Or l’ascension de la Chine a déjà passé ce niveau, dans les sphères économique, militaire ou politique, activant ainsi la logique paradoxale de la stratégie5 en suscitant des réactions de la part de toutes les autres puissances. Grandes ou petites, celles-ci ont commencé à surveiller la puissance chinoise, à y résister, à la détourner ou à la contrer. À quelque niveau que ce soit, qu’il s’agisse de combats de rue au couteau ou d’engagements multidimensionnels et multilatéraux liés à une grande stratégie en temps de paix, la logique est toujours la même : une action – en l’occurrence, le développement de la puissance – entraîne une réaction qui ne l’arrête pas nécessairement, mais empêche sa progression simple et linéaire. Dans le cas présent, du fait de l’opposition montante qu’elle provoque, la croissance continue et rapide de la Chine et en capacité économique et en puissance militaire et en influence régionale et mondiale ne peut tout simplement pas perdurer. Si les dirigeants chinois ignorent les signaux d’avertissement et persistent, la logique paradoxale de la stratégie fera qu’au lieu d’accumuler plus de puissance ils en auront moins, par suite de la montée de la résistance.
Loin d’être le résultat inévitable de la simple prolongation des tendances récentes, l’émergence de la Chine comme puissance mondiale dominante grâce à la montée ininterrompue de sa capacité économique, de sa puissance militaire et de son influence mondiale exigerait l’intervention d’événements improbables6. Or la logique de la stratégie présage un ralentissement, une interruption ou même un renversement partiel de l’ascension de la Chine, le premier étant plus probable si la politique chinoise s’adoucit, le dernier l’étant plus si elle devient plus déterminée.
Rien de tout cela ne présume une quelconque forme de comportement provocateur ou menaçant de la part de la Chine.
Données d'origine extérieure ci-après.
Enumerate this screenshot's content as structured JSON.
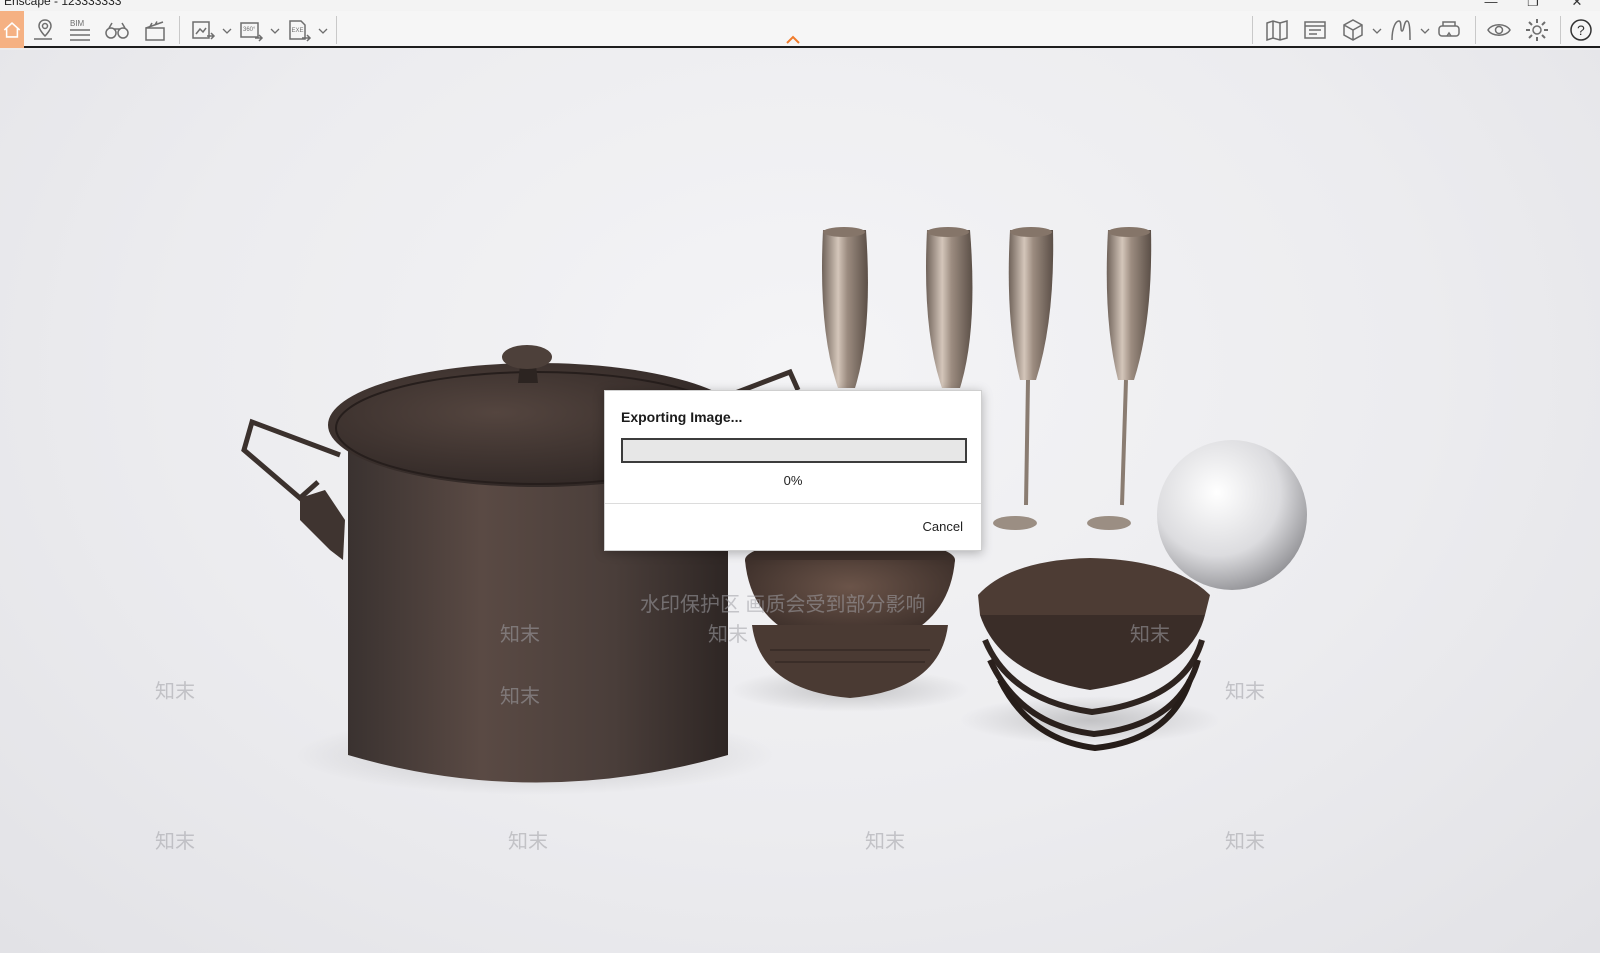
{
  "window": {
    "title": "Enscape - 123333333",
    "minimize": "—",
    "restore": "❐",
    "close": "✕"
  },
  "toolbar": {
    "left_icons": [
      "home-icon",
      "map-pin-icon",
      "bim-icon",
      "binoculars-icon",
      "clapper-icon",
      "batch-render-icon",
      "panorama-360-icon",
      "export-exe-icon"
    ],
    "bim_label": "BIM",
    "pano_label": "360°",
    "exe_label": "EXE",
    "right_icons": [
      "site-map-icon",
      "asset-library-icon",
      "cube-icon",
      "material-editor-icon",
      "vr-headset-icon",
      "view-eye-icon",
      "settings-gear-icon",
      "help-icon"
    ],
    "help_label": "?",
    "accent": "#f07c2c",
    "home_bg": "#f5b183"
  },
  "watermark": {
    "line": "水印保护区   画质会受到部分影响",
    "brand": "知末"
  },
  "dialog": {
    "title": "Exporting Image...",
    "progress": 0,
    "progress_text": "0%",
    "cancel": "Cancel"
  }
}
Tout dérive des réactions que suscite nécessairement la croissance très rapide d’une puissance qui est avant tout très grande. Étant donné les dimensions du pays, sa croissance rapide est en effet par elle-même déstabilisante, quelle que soit sa conduite. Ceux pour qui la Chine aurait besoin qu’un Otto von Bismarck dirige sa politique étrangère d’une façon moins contre-productive se trompent : le problème essentiel n’est pas le comportement de la Chine, mais l’ampleur de son développement. Les passagers d’une cabine d’ascenseur dans laquelle un très gros Monsieur Chine vient de monter doivent réagir pour se protéger s’il grossit rapidement en les repoussant contre les parois – quand bien même il n’est pas du tout menaçant et se montre même affable. Il est vrai que cette cabine a déjà contenu un Monsieur Amérique qui est encore plus massif, plus bruyant et souvent violent mais, parce qu’il est là depuis longtemps, presque tout le monde s’accommode depuis des dizaines d’années de son poids encombrant, à quelques exceptions près – Cuba, l’Iran, la Corée du Nord, la Syrie, le Venezuela –, qui ne font que le rendre plus respectable. Surtout, Monsieur Amérique ne grossit pas rapidement, ce qui viendrait ruiner les arrangements et les compromis passés, et ses processus de décision démocratiques et ouverts garantissent qu’on n’aura rien à soudainement redouter de lui.
La conduite de la Chine avec un certain nombre de pays est loin d’avoir été affable. Avec certains, elle a même été jusqu’à un certain point menaçante. En vertu d’un processus qui a été mésestimé à l’époque et qui est assez évident rétrospectivement, la crise financière de 2008, l’effondrement du « consensus de Washington » et la justification du « consensus de Pékin » ont grandement enhardi l’élite au pouvoir en Chine, induisant un véritable changement de comportement qui est devenu manifeste en 2009-2010. Le ton et le contenu des déclarations chinoises ont soudain changé ; ils sont devenus très affirmés sur de nombreuses questions, de la politique monétaire à la pertinence de la démocratie à l’occidentale. Plus frappant encore, des controverses territoriales dormantes ont été bruyamment réactivées avec l’Inde, le Japon, les Philippines et le Vietnam – et toutes plus ou moins au même moment, amplifiant donc l’effet produit. Des incidents se sont ensuivis avec des navires ou des avant-postes insulaires du Japon, des Philippines et du Vietnam, engendrant une suite de péripéties qui continuent encore à l’heure où j’écris.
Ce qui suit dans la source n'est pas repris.